# Definition of random variable with respect to event space

#### endlessend25

##### New Member
It is given that:

We toss two dice with sample space Ω = {(i, j), 1 ≤ i, j ≤ 6} and the σ-algebra is generated by the events Ak = {(i,j) : max(i,j) = k} (k = 1, . . . , 6). Show that whereas X1(i, j) = max(i, j) is a random variable in the corresponding probability space, X2(i, j) = i + j is not a random variable.

I know that to be a random variable, X1 and X2 need to have a pre-image in the event space Sigma. X1 can take on values from 1 to 6 depending on the highest number in the (i,j) pair. X2 can take on values from 2 (1,1) to 12 (6,6).

So if i follow the rule, one element outcome of X1 and X2 should have an outcome which is an element of Sigma as a pre-image. I understand that each value of X1 (1 up to 6) is a possible outcome of Sigma. But it is less clear for X2, if I have a sum equals to 12, should I say it's not a random variable because there's not 12 in the Sigma even if the Sigma includes (6,6) ?

#### Buckeye

##### Active Member
I think it has to do with the idea that the sum of two dice can be reached through different ways. (Ex: a sum of 4 can be reached by rolling a 1 and 3 or rolling a pair of 2's) I don't believe this happens in the max-min problem. I don't know if I'm on the right track, but that's my attempt.

#### Dason

To build an intuition for these kinds of things it might be beneficial to try smaller problems that are related. In this case think of two-sided die (I'd say coin flips but "2-sided-die" more naturally extends to your case and we would think of the outcomes as 1,2 instead of H,T, or 0,1 as we would for a coin flip) with the sigma-algebra defined analogously.

In that case $$\sigma$$-algebra looks like: $$\{\emptyset, \{(1,1)\}, \{(1,2), (2,1), (2,2)\}, \Omega\}$$ - there aren't any other sets you can generate by intersections or unions.

Using that think about whether the pre-images for your random variables are sets in the defined sigma-algebra.

#### endlessend25

##### New Member
If I get it right:

Omega = {A1, A2, A3, A4, A5, A6} = {1,2,3,4,5,6}

X1 = {1,2,3,4,5,6}. All of the outcomes are inside Omega -> X1 is a random variable

X2 = {2,3,4,5,6,7,8,9,10,11,12}. The outcomes 7 to 12 are not inside Omega -> X2 is not a random variable

But how to say it in a more formal way? Knowing that I know that:

A fonction X : Omega -> R is called a random variable
if X^-1 (B) = {w is an element of Omega : X(w) is an element of B} is an element of Sigma
for any B is a Borel set of R

#### Dason

Well there are some outcomes that map X2 to 12 as elements that exist inside some of the sets in the sigma algebra. For example (6,6) is contained in the set of points mapped to max(i,j)=6. But does (6,6) exist alone in the sigma algebra or is it always with some other sets?

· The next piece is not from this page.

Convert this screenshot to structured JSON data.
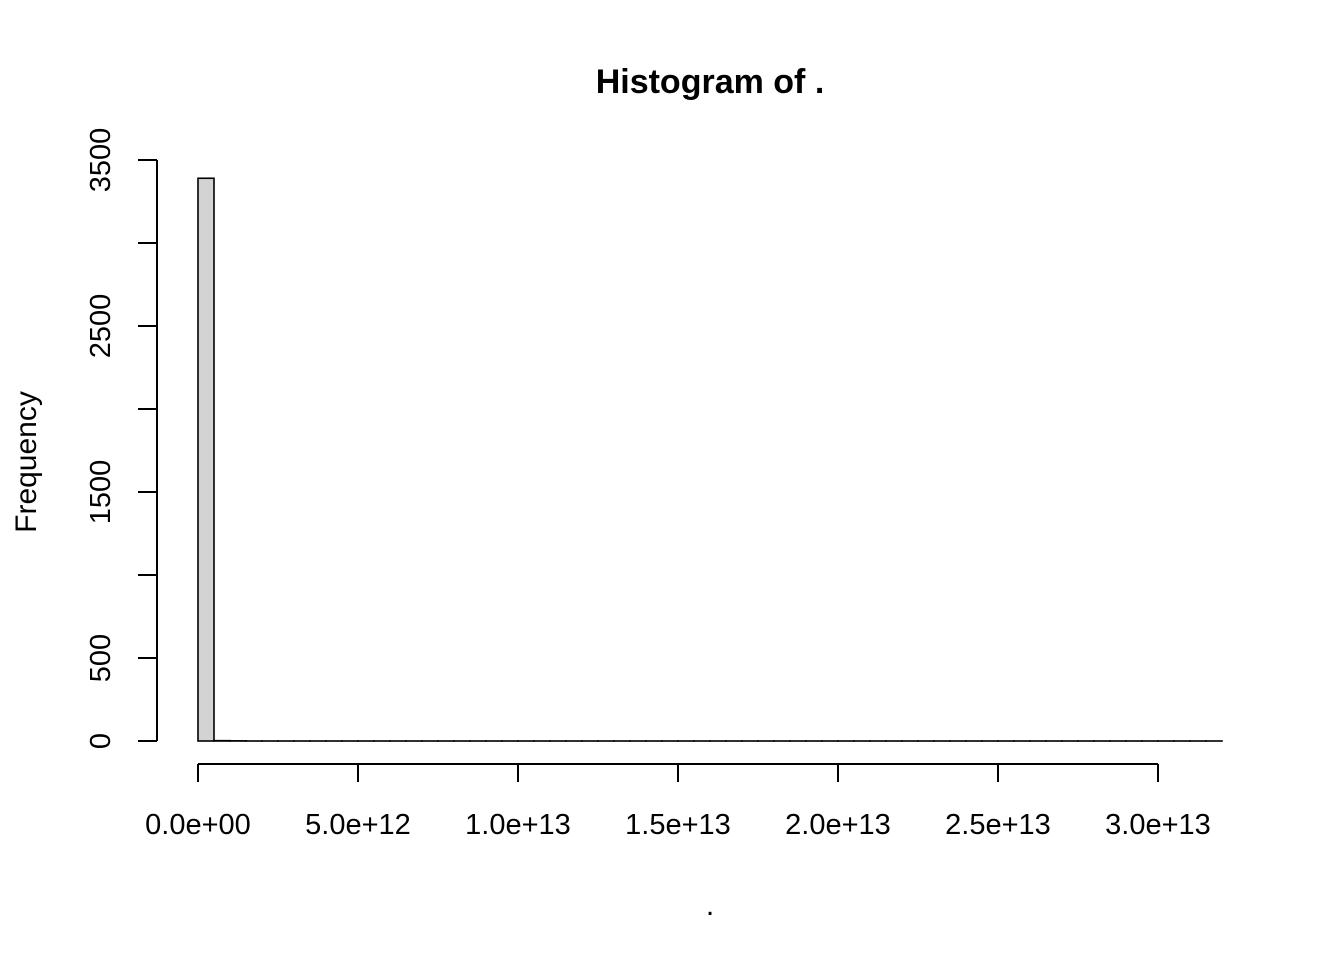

Let's talk about that small example that I proposed earlier. X1 = max(i,j) is a random variable since the preimages for X1=1 are {(1,1)} and the preimage for X1=2 is {(1,2), (2,1), (2,2)} and those exist in the sigma algebra. But if you consider X2 (which we'll let be defined for k=2,3,4) then what would the preimage for i+j=2 look like? It would be {(1,1)} which is in the sigma algebra. But what about X2=3? The preimage for that is {(1,2), (2,1)} and although that is a subset of one of the sets in our sigma algebra it isn't a set in the sigma-algebra itself so the preimage for X2=3 doesn't exist in the sigma-algebra.

#### endlessend25

##### New Member
I understand you explanation if you set that the sigma-algebra is {emptyset, {(1,1)}, {(1,2), (2,1), (2,2)}, Omega}.
But we could say that the X2=3 in your example whose preimage int {(1,2),(2,1)} is in the sigma-algebra if we say the sigma algebra is {emptyset, {(1,1)}, {(1,2),(2,1)}, {(2,2)}}.

It depends on the way you constructed your sigma-algebra, because you have multiple right ways to construct it. There's surely something that I miss.